La religion impose aussi de lourds fardeaux économiques, puisque la superstition pousse les individus à effectuer des sacrifices coûteux dans l’espoir d’obtenir l’appui des forces surnaturelles dans leurs entreprises matérielles. Ces sacrifices, souvent au prix de grands renoncements, reflètent l’emprise de la peur superstitieuse et du poids des coutumes sur les comportements économiques.

Sur le plan théorique, la religion est un reflet déformé des conditions matérielles de la vie sociale, une vérité reconnue non seulement par les marxistes mais aussi par des chercheurs indépendants. Cependant, il ne suffit pas de constater ce fait dans son abstraction : chaque croyance et chaque rite religieux trouvent leurs racines dans des contextes historiques et sociaux précis qu’il importe d’étudier en profondeur pour comprendre leur origine réelle.
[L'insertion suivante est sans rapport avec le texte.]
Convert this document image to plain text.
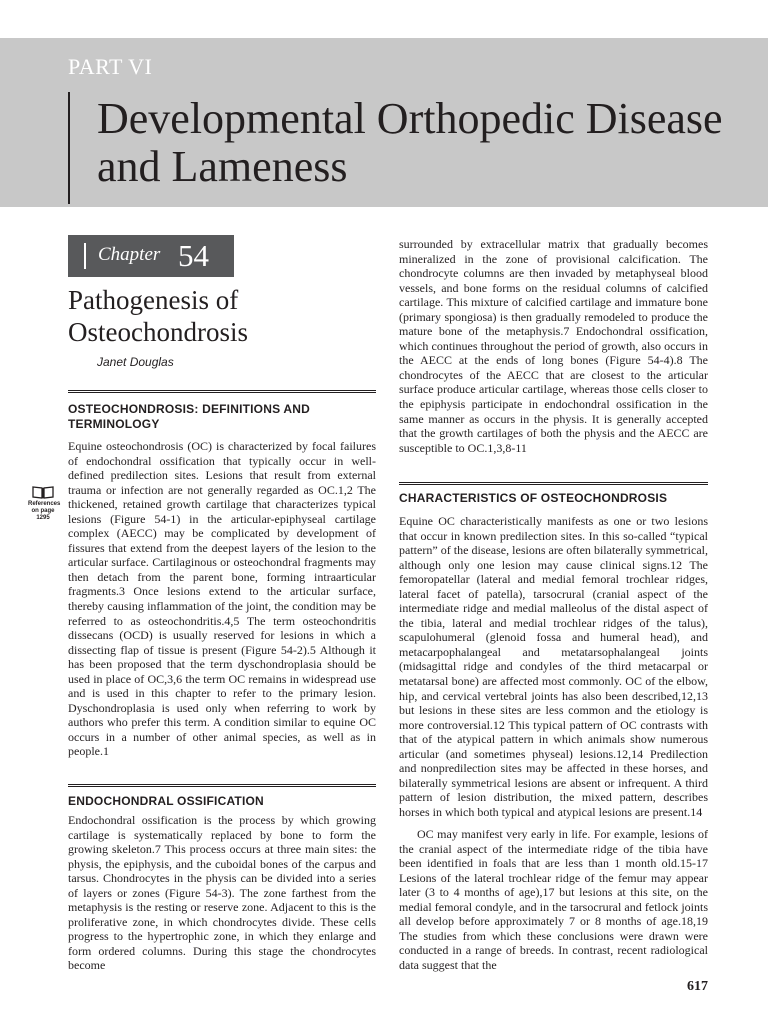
PART VI
Developmental Orthopedic Disease and Lameness
Chapter 54
Pathogenesis of Osteochondrosis
Janet Douglas
OSTEOCHONDROSIS: DEFINITIONS AND TERMINOLOGY

Equine osteochondrosis (OC) is characterized by focal failures of endochondral ossification that typically occur in well-defined predilection sites. Lesions that result from external trauma or infection are not generally regarded as OC.1,2 The thickened, retained growth cartilage that characterizes typical lesions (Figure 54-1) in the articular-epiphyseal cartilage complex (AECC) may be complicated by development of fissures that extend from the deepest layers of the lesion to the articular surface. Cartilaginous or osteochondral fragments may then detach from the parent bone, forming intraarticular fragments.3 Once lesions extend to the articular surface, thereby causing inflammation of the joint, the condition may be referred to as osteochondritis.4,5 The term osteochondritis dissecans (OCD) is usually reserved for lesions in which a dissecting flap of tissue is present (Figure 54-2).5 Although it has been proposed that the term dyschondroplasia should be used in place of OC,3,6 the term OC remains in widespread use and is used in this chapter to refer to the primary lesion. Dyschondroplasia is used only when referring to work by authors who prefer this term. A condition similar to equine OC occurs in a number of other animal species, as well as in people.1

References on page 1295
ENDOCHONDRAL OSSIFICATION

Endochondral ossification is the process by which growing cartilage is systematically replaced by bone to form the growing skeleton.7 This process occurs at three main sites: the physis, the epiphysis, and the cuboidal bones of the carpus and tarsus. Chondrocytes in the physis can be divided into a series of layers or zones (Figure 54-3). The zone farthest from the metaphysis is the resting or reserve zone. Adjacent to this is the proliferative zone, in which chondrocytes divide. These cells progress to the hypertrophic zone, in which they enlarge and form ordered columns. During this stage the chondrocytes become

surrounded by extracellular matrix that gradually becomes mineralized in the zone of provisional calcification. The chondrocyte columns are then invaded by metaphyseal blood vessels, and bone forms on the residual columns of calcified cartilage. This mixture of calcified cartilage and immature bone (primary spongiosa) is then gradually remodeled to produce the mature bone of the metaphysis.7 Endochondral ossification, which continues throughout the period of growth, also occurs in the AECC at the ends of long bones (Figure 54-4).8 The chondrocytes of the AECC that are closest to the articular surface produce articular cartilage, whereas those cells closer to the epiphysis participate in endochondral ossification in the same manner as occurs in the physis. It is generally accepted that the growth cartilages of both the physis and the AECC are susceptible to OC.1,3,8-11

CHARACTERISTICS OF OSTEOCHONDROSIS

Equine OC characteristically manifests as one or two lesions that occur in known predilection sites. In this so-called “typical pattern” of the disease, lesions are often bilaterally symmetrical, although only one lesion may cause clinical signs.12 The femoropatellar (lateral and medial femoral trochlear ridges, lateral facet of patella), tarsocrural (cranial aspect of the intermediate ridge and medial malleolus of the distal aspect of the tibia, lateral and medial trochlear ridges of the talus), scapulohumeral (glenoid fossa and humeral head), and metacarpophalangeal and metatarsophalangeal joints (midsagittal ridge and condyles of the third metacarpal or metatarsal bone) are affected most commonly. OC of the elbow, hip, and cervical vertebral joints has also been described,12,13 but lesions in these sites are less common and the etiology is more controversial.12 This typical pattern of OC contrasts with that of the atypical pattern in which animals show numerous articular (and sometimes physeal) lesions.12,14 Predilection and nonpredilection sites may be affected in these horses, and bilaterally symmetrical lesions are absent or infrequent. A third pattern of lesion distribution, the mixed pattern, describes horses in which both typical and atypical lesions are present.14

OC may manifest very early in life. For example, lesions of the cranial aspect of the intermediate ridge of the tibia have been identified in foals that are less than 1 month old.15-17 Lesions of the lateral trochlear ridge of the femur may appear later (3 to 4 months of age),17 but lesions at this site, on the medial femoral condyle, and in the tarsocrural and fetlock joints all develop before approximately 7 or 8 months of age.18,19 The studies from which these conclusions were drawn were conducted in a range of breeds. In contrast, recent radiological data suggest that the

617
Cette quête dépasse la simple description des rites et des dogmes ; elle cherche à dévoiler la chaîne historique qui relie ces pratiques à leur fondement matériel.

Il serait simpliste de croire que chaque élément religieux découle directement de circonstances économiques immédiates. Les idéologies religieuses possèdent une certaine autonomie relative : une fois formées, elles tendent à persister et à se transformer de manière complexe, influencées par de nouvelles conditions sociales tout en conservant leur essence. Cette dynamique explique la complexité et la longévité des croyances religieuses.

Prenons l’exemple du baptême chrétien par immersion ou aspersion d’eau. Bien que l’eau soit naturellement purificatrice, ce rite spécifique ne s’explique pas uniquement par cette qualité physique. Son origine se trouve dans des pratiques anciennes empruntées à des sectes mandéennes du Proche-Orient, elles-mêmes héritières de cultes babyloniens dédiés au dieu de l’eau, Ea. Cette généalogie montre combien il est indispensable d’examiner les racines historiques multiples d’un rite pour comprendre sa signification réelle.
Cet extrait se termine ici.